The next 12 hours resembled a body surfing contest as the swimmers paddled and slid through a building 8-10 foot swell and West winds gusting up to 30 knots from the west. At times the swimmers disappeared beneath collapsing crests but the pink and white Night Train caps kept reappearing closer to the goal. Alone at the helm, Vito Bialla maintained steady contact, easing Sequel through the swells, as the support crew grabbed the incoming swimmers like gaffed tuna washed onto the stern step. By mid-channel the water temperature dropped to around 52 degrees and the exiting swimmers quickly climbed into the Sequel “sauna” (the boat’s head with a heater) to warm up. Approaching the island near dusk, the building wind gusted to 35 knots and the converging currents made the final hours a challenge. The team persevered, approaching the island with Stand-in Kate Webber accompanying Chambers, swimming together into the darkness accompanied by glowing plankton. Like an advertisement by an all night diner, Dominguez swam the anchor leg, pulling a strong and vigorous butterfly to the fishermen’s buoy among the bioluminescence and the calls of the cormorants.

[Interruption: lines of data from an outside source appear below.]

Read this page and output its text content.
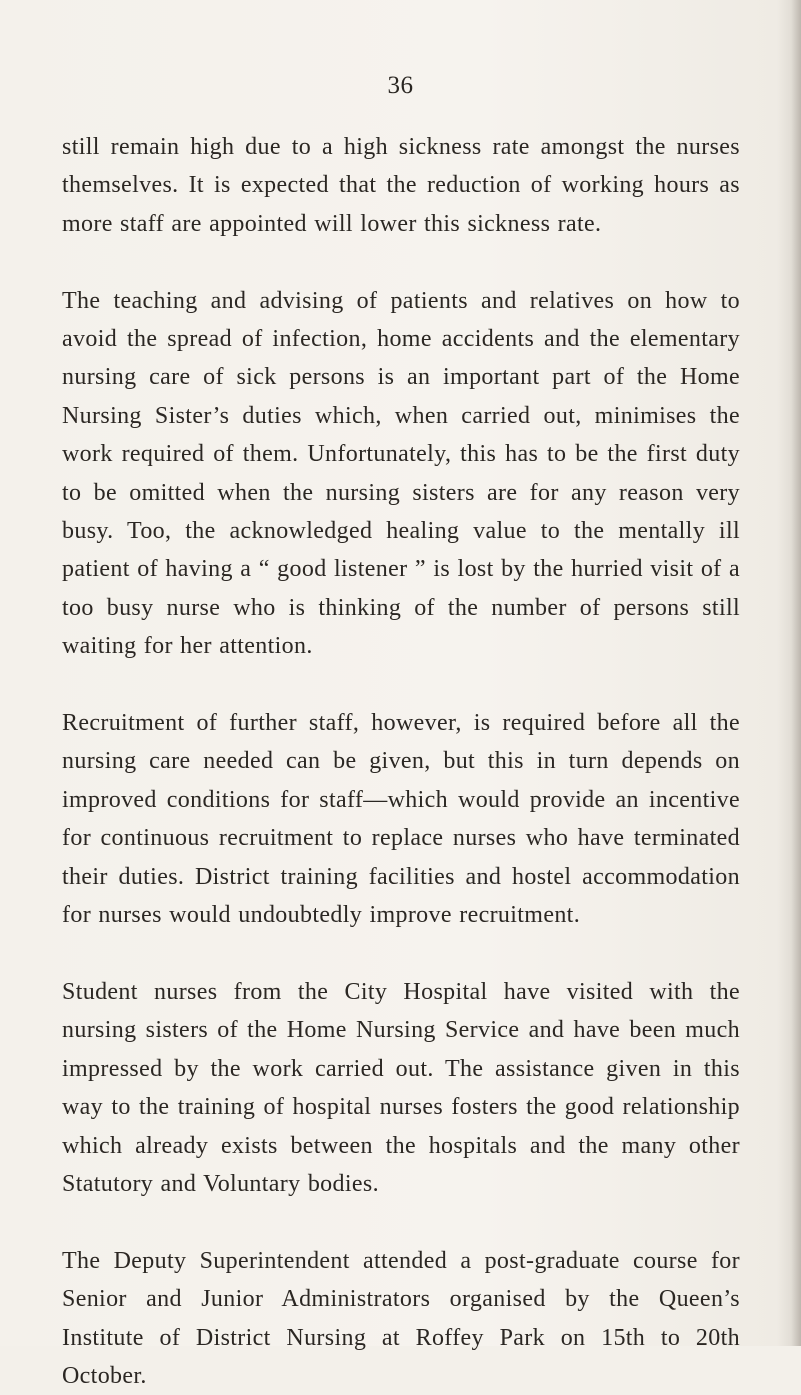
36

still remain high due to a high sickness rate amongst the nurses themselves. It is expected that the reduction of working hours as more staff are appointed will lower this sickness rate.

The teaching and advising of patients and relatives on how to avoid the spread of infection, home accidents and the elementary nursing care of sick persons is an important part of the Home Nursing Sister’s duties which, when carried out, minimises the work required of them. Unfortunately, this has to be the first duty to be omitted when the nursing sisters are for any reason very busy. Too, the acknowledged healing value to the mentally ill patient of having a “ good listener ” is lost by the hurried visit of a too busy nurse who is thinking of the number of persons still waiting for her attention.

Recruitment of further staff, however, is required before all the nursing care needed can be given, but this in turn depends on improved conditions for staff—which would provide an incentive for continuous recruitment to replace nurses who have terminated their duties. District training facilities and hostel accommodation for nurses would undoubtedly improve recruitment.

Student nurses from the City Hospital have visited with the nursing sisters of the Home Nursing Service and have been much impressed by the work carried out. The assistance given in this way to the training of hospital nurses fosters the good relationship which already exists between the hospitals and the many other Statutory and Voluntary bodies.

The Deputy Superintendent attended a post-graduate course for Senior and Junior Administrators organised by the Queen’s Institute of District Nursing at Roffey Park on 15th to 20th October.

Touching the buoy, Simon ended the swim at 9:10 PM in a record breaking swim of 14:10 hours. Why? Because it is there.
On September 6th 2015, Night Train Swimmerswill attempt to break the world record of the longest relay open water swim in history. The goal is to raise $100,000 to help Arthur Renowitzky walk again after being paralyzed by a gun shot wound to his spine.
English Channel rules apply which means they wear only a swimsuit, cap and goggles. Team members will swim continuously in one-hour individual rotations and expect to complete the swim in a little over 5 days. The co-ed team of six aim to reclaim the world record title from The Sea Hawks, who broke Night Train’s existing record in 2014. The Sea Hawks, from India, swam for 269 miles over 6 and a half days off The Konkan Coast off the western coastline of India.
“We are anticipating an event that’s unprecedented in the annals of distance swimming,” stated team captain Vito Bialla. “Our team of swimmers are some of the fastest and mentally toughest in the world and we pride ourselves in channeling this energy to give back to the community—this time to help give the gift of mobility to Arthur Renowitzky who was paralyzed after being shot during a robbery in 2007.”
The six swimmer team consists of: Grace van der Byl, Dave Holscher, Kim Chambers, Adam Eilath, Vito Bialla and Ashley Horne. Each team member brings unique experience in long-distance swimming– from swimming to the Farallon Islands from the Golden Gate Bridge, to holding the fastest female individual record for Catalina Island, to completing the legendary Ocean’s Seven.
Donations can be made through Night Train Swimmers here.
On April 25th 2015, Kim Chambers, Patti Bauernfeind, Simon Dominguez, Ashley Horne, Emily Kreger, and David Holscher swam in the worst conditions to the Farallon Islands yet. Escort swimmers were Kate Webber and Vito Bialla. Water Temp was 51.5 , wind 20 plus and waves to 8 feet. Total time from San Francisco to the Farallon Islands was 14:10:13, which set a new speed record. The attempt to do a round trip relay was aborted due to weather and safety. Swimmers are not able to board a boat at night in conditions like these.